Myoma or Fibroids of the Uterus.-These are usually found in women about the ages of 36 to 40. Sometimes they are harmless, but in other cases we find them causing a great amount of trouble. Where they set up a weakening and persistent hæmorrhage, operation is made necessary. In some patients they may have assumed enormous proportions, as in one case on which he operated, where the tumour weighed 60 lbs., and required an incision of 21 inches to get it out. He advocated early removal, as if you operate early you get over this difficulty, and, besides, the very great danger attending pregnancy under such a condition.

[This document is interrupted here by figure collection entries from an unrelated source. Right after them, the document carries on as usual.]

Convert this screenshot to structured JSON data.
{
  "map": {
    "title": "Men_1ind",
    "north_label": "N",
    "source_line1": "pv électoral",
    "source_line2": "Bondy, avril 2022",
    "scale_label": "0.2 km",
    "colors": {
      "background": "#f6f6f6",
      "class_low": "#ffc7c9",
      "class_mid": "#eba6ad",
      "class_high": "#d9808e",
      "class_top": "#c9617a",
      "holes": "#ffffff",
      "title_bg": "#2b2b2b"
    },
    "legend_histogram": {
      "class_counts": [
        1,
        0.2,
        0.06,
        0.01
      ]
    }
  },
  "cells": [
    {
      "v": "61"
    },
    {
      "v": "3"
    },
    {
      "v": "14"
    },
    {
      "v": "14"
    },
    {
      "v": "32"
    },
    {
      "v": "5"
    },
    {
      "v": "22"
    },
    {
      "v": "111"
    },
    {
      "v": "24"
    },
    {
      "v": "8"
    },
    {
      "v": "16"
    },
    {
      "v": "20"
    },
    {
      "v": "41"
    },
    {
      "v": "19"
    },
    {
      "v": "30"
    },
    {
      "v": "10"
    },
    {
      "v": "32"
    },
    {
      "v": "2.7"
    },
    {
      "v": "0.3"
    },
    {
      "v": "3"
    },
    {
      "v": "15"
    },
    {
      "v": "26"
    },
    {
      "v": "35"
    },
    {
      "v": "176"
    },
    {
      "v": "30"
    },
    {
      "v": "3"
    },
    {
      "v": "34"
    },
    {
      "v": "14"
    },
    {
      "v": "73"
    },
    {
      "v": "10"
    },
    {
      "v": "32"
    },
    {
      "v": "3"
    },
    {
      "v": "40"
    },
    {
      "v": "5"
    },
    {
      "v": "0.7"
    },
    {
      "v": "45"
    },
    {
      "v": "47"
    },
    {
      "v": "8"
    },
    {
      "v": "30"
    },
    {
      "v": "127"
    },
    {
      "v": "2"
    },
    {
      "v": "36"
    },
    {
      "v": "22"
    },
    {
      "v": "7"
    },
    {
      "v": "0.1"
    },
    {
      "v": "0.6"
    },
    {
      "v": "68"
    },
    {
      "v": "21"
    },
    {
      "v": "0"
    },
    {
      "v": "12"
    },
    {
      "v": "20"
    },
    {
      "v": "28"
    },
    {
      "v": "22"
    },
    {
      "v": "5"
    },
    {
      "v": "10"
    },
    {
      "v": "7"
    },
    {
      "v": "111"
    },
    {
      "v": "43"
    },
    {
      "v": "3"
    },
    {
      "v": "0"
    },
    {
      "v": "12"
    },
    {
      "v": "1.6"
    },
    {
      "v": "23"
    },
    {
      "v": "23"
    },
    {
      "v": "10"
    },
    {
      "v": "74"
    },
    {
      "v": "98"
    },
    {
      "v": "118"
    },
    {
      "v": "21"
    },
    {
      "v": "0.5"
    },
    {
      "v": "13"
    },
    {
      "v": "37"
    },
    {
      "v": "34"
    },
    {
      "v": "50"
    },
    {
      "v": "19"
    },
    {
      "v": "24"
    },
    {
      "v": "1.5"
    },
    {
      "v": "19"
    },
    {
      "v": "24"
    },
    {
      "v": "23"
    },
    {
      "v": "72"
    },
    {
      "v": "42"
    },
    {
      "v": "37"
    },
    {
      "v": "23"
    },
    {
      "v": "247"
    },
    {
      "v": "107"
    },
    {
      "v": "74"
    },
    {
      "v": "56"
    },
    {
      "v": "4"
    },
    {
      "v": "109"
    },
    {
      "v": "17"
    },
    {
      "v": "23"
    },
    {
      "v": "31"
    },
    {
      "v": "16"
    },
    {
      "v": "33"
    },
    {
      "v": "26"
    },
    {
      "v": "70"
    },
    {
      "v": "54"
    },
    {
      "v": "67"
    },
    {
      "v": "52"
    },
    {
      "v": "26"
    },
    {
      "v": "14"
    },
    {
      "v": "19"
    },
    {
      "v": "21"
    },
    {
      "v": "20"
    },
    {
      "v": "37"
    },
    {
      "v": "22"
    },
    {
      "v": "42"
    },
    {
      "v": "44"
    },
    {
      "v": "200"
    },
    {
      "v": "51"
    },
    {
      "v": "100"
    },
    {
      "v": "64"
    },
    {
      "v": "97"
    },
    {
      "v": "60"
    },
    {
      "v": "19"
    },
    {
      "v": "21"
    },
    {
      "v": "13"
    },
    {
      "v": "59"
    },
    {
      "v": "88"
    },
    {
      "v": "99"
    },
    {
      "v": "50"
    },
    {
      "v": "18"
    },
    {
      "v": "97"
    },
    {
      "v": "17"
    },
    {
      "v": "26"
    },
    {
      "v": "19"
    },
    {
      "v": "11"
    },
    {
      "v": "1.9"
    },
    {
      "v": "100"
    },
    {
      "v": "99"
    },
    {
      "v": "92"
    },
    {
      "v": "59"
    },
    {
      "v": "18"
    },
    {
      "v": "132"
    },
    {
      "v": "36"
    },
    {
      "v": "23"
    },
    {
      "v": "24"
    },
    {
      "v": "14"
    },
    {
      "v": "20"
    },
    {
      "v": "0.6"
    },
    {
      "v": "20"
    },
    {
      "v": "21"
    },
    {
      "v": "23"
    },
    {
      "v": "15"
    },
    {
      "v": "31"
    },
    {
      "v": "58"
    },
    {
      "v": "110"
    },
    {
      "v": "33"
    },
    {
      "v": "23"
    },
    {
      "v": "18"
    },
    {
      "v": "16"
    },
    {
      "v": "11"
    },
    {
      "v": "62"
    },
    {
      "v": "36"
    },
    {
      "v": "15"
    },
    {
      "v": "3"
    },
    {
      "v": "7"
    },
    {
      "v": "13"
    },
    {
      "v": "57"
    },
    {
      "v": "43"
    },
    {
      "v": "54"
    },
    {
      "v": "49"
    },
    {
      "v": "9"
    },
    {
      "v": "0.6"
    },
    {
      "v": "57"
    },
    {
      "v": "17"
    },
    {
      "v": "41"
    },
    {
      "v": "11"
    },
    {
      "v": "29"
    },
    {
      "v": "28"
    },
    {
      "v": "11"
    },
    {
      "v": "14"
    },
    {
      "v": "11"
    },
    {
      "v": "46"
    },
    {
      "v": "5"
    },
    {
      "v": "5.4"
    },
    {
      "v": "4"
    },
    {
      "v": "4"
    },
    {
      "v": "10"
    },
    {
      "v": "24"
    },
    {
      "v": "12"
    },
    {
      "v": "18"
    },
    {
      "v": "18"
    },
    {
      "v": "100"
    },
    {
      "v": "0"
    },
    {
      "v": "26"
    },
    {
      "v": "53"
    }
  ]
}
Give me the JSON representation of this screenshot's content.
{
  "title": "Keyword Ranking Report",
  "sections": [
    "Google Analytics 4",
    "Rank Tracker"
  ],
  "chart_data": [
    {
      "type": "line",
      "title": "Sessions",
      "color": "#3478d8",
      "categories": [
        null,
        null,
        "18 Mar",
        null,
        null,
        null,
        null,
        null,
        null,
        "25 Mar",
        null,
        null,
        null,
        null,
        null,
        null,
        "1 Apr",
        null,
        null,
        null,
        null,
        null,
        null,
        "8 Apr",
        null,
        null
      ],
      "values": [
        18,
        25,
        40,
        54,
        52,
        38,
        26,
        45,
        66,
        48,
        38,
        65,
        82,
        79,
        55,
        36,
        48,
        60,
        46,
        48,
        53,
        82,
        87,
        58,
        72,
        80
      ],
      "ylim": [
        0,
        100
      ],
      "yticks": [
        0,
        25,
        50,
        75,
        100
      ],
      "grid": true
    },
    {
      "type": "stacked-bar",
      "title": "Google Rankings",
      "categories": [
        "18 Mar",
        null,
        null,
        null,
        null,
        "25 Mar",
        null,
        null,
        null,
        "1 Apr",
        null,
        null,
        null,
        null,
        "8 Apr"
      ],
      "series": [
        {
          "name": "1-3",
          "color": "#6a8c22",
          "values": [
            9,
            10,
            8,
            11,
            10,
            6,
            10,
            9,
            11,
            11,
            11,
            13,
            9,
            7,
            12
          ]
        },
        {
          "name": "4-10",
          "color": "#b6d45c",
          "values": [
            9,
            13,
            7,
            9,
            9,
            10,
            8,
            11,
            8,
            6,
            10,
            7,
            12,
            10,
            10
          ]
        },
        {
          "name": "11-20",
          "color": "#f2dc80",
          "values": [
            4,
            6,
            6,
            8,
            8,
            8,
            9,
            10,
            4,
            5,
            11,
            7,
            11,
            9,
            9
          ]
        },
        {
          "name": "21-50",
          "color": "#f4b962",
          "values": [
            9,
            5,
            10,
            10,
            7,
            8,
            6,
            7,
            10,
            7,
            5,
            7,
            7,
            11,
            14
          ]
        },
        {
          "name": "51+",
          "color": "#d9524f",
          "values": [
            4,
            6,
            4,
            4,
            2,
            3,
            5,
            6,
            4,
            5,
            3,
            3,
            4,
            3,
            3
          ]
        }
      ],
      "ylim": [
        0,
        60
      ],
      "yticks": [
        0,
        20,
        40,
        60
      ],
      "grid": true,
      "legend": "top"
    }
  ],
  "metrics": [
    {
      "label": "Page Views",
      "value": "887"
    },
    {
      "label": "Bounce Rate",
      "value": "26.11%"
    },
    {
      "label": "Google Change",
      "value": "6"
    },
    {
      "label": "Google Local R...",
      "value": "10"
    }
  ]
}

On the motion of Dr Halliday Croom, seconded by Dr Berry Hart, a most enthusiastic vote of thanks was accorded to Mr Lawson Tait, who, in reply, said that he felt deeply two regrets, which were alternative-either that he could not be back amongst

them as a student, or that he could not be one of their teachers. He could not stand there even for a few moments, as it were in the shoes of his dead master, without feelings of emotion that almost overwhelmed him, and if he could not adequately thank them for their patient hearing, and Prof. Simpson for the high compliment he had paid him, it was not for want of words, but for their too great fulness.

III.-ON DERMATITIS FEROX.

By J. L. MILTON, Senior Surgeon to St. John's Hospital for Diseases of the Skin. (Read before the Willan Society, 3rd December 1885.)

THE disease to which I have ventured to give the name of Dermatitis Ferox is, in its more developed form, so exceeding rare, that as yet no one to whom the drawing of a case taken at the hospital has been shown has recognised the affection; I therefore thought that a brief description of the complaint, accompanied by the history of a case, might not be unacceptable to the profession.

The outbreak seems in every instance to take the form of one or more scattered patches on the face, hands, or upper part of the chest, and sometimes on all three together. The patches, at first only reddish, speedily become of a vivid red, and then red mixed with brown, the cuticle turning dry and crumpled, and then peeling off, to be replaced by another layer, which in its turn shares the same fate. Now and then a small part of a patch may ulcerate, but this is an extremely rare complication, and usually the morbid state disappears by the gradual declension of the redness and slow reproduction of unhealthy cuticle, which is also little by little replaced by a more normal covering. There is usually no discharge, nothing in the shape of a scurf or crust. The patches, as a rule, form very slowly, and it is only after a time, and when they have become rather extensively developed, that the health begins to suffer; but in other cases a difference in the process may be noticed in so far that the eruption takes place rather quickly, and that the health fails within a few days after its appearance. Sometimes, when the disease attacks the side of the face in the male, firm crusts will form, so that at the end of a week the case looks like one of rather advanced erythematous sycosis. Such crusts may crack, and under the lens small spots can be seen, which look as if thick serum were exuding from them, but in the early stages at least there is no weeping, as in eczema. The site of each

crust is surrounded by a red inflamed ring, much broader than is seen round a sycosis patch, which is also infinitely slower in forming. In every case which has yet come under my care the affection of the skin has shown itself first, and the constitutional disturbance later, sometimes much later.